La paix civile n'est assurée dans un pays que lorsque les institutions y sont renforcées. Or devant l'évidente corruption de nos institutions, de notre Assemblée par exemple, devant l'absence de plates formes légales de recours, seul un Front Constitutionnel, répondrait à l'urgence avec laquelle il nous faut réagir aujourd'hui pour défendre notre paix. Seul un tel Front peut mobiliser les bonnes volontés autour de la défense effective de nos textes, de notre Constitution, et ceci dans la courte comme dans la longue durée. Les moyens qu'un tel Front utiliserait sont très nombreux, et ils vont des ustensiles classiques de la protestation, à l'activité bien évidente de conviction de nos politiques, et à l'éducation de nos enfants en général. N'est-il pas ironique que Paul Biya soit celui qui le plus ait besoin de leçons en patriotisme constitutionnel ? C'est qu'il est important dans notre pays d'inscrire un tel patriotisme, c'est-à-dire le respect du caractère sacré de nos textes fondamentaux, dans notre philosophie de la vie si nous voulons que notre pays survive. Un tel travail est de longue haleine. Il est cependant la seule garantie de notre paix civile.

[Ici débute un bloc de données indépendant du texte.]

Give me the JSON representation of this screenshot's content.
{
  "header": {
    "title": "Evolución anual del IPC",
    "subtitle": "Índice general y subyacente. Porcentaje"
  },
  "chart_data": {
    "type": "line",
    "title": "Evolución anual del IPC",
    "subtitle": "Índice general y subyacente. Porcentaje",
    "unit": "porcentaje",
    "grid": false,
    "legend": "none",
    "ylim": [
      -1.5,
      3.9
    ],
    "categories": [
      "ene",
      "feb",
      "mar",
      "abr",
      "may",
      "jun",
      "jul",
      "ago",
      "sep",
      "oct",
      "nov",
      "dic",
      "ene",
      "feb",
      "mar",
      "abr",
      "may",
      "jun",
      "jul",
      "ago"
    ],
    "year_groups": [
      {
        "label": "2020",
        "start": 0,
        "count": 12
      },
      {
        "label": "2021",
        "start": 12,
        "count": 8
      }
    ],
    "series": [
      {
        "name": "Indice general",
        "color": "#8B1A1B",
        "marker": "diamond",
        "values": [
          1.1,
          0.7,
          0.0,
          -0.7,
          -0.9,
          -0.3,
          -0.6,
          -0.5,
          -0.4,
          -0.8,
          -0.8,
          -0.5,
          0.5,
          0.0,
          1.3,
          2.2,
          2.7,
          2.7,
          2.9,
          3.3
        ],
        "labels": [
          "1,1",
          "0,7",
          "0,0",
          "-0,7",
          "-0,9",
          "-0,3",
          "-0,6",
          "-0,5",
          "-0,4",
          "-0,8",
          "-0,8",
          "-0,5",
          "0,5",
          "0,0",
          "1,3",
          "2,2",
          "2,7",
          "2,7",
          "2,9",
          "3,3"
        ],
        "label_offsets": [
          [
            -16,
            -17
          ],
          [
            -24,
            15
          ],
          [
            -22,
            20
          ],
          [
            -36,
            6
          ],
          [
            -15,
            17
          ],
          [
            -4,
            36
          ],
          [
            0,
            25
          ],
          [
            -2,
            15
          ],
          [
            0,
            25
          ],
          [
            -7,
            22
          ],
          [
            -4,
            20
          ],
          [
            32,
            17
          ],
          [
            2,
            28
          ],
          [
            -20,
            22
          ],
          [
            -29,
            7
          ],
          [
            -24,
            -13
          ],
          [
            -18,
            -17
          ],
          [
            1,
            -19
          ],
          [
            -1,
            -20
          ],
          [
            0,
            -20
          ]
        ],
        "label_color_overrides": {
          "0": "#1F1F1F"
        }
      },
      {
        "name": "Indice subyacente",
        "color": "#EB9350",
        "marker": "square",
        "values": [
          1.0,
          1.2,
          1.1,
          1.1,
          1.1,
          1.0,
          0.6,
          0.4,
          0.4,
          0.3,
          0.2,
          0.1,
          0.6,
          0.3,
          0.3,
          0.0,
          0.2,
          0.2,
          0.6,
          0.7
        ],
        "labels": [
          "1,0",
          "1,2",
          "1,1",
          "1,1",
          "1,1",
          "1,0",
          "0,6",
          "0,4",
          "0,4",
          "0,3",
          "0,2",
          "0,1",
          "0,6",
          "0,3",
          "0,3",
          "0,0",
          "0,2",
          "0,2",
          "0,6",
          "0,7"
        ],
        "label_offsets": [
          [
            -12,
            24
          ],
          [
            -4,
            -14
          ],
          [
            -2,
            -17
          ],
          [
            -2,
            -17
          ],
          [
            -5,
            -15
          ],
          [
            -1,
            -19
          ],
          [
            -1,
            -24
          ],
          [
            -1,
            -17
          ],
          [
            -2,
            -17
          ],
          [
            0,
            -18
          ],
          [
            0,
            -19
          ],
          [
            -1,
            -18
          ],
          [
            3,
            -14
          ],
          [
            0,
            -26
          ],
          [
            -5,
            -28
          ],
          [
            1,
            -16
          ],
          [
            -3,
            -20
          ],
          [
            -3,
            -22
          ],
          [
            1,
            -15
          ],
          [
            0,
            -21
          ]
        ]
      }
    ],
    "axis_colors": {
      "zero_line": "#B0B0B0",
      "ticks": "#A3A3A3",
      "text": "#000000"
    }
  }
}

Le patriotisme constitutionnel est fondé sur le fait que le projet national chez nous a été remplacé, surtout avec les années de braise, par notre fondamentale insistance sur nos droits à chacun. Or ceux-ci ne sont pas connus de toute évidence. Ils sont acquis dans un combat permanent, ou alors au long d'une éducation. Un tel patriotisme est surtout lié au fait qu'avec ses moins de cinquante ans, notre pays est encore très jeune en réalité. Entre nous, si rien, même pas nos deux langues officielles, ne peut nous faire croire qu'un Moundang aurait été dans un même pays qu'un Bassa s'il n'y avait eu la colonisation, rien ne peut non plus garantir que l'un ne coupera pas la tête à l'autre demain. Notre Constitution elle au contraire, votée qu'elle est par nous-mêmes, peut longtemps encore nous tenir ensemble. Elle est notre pacte pacifique.

Nous devons défendre notre Constitution parce que c'est la seule chose qui nous unit. De mon point de vue, bien sur les écrivains ne peuvent qu'être aux avant-gardes d'un Front pour la défense de notre texte fondamental. Ne sont-ils pas ceux qui à leur table suent chaque jour devant des mots ? Ne sont-ils pas ceux pour qui un mot, une phrase, un texte, un livre même manuscrit est sacré ? Dans l'urgence de l'action que nécessite l'hypothèse de Biya aujourd'hui, peut-être pouvons-nous donc, écrivains Camerounais, vivant au pays comme dans la diaspora, pour une fois nous unir autour de ce projet simple : défendre le sacré des textes que nous nous sommes donnés. Peut-être pouvons-nous ainsi faire Front avec les forces qui, dans les rues de notre pays, avalent les gaz lacrymogènes et nous donnent notre première leçon de patriotisme constitutionnel. L'avenir de notre pays en dépend.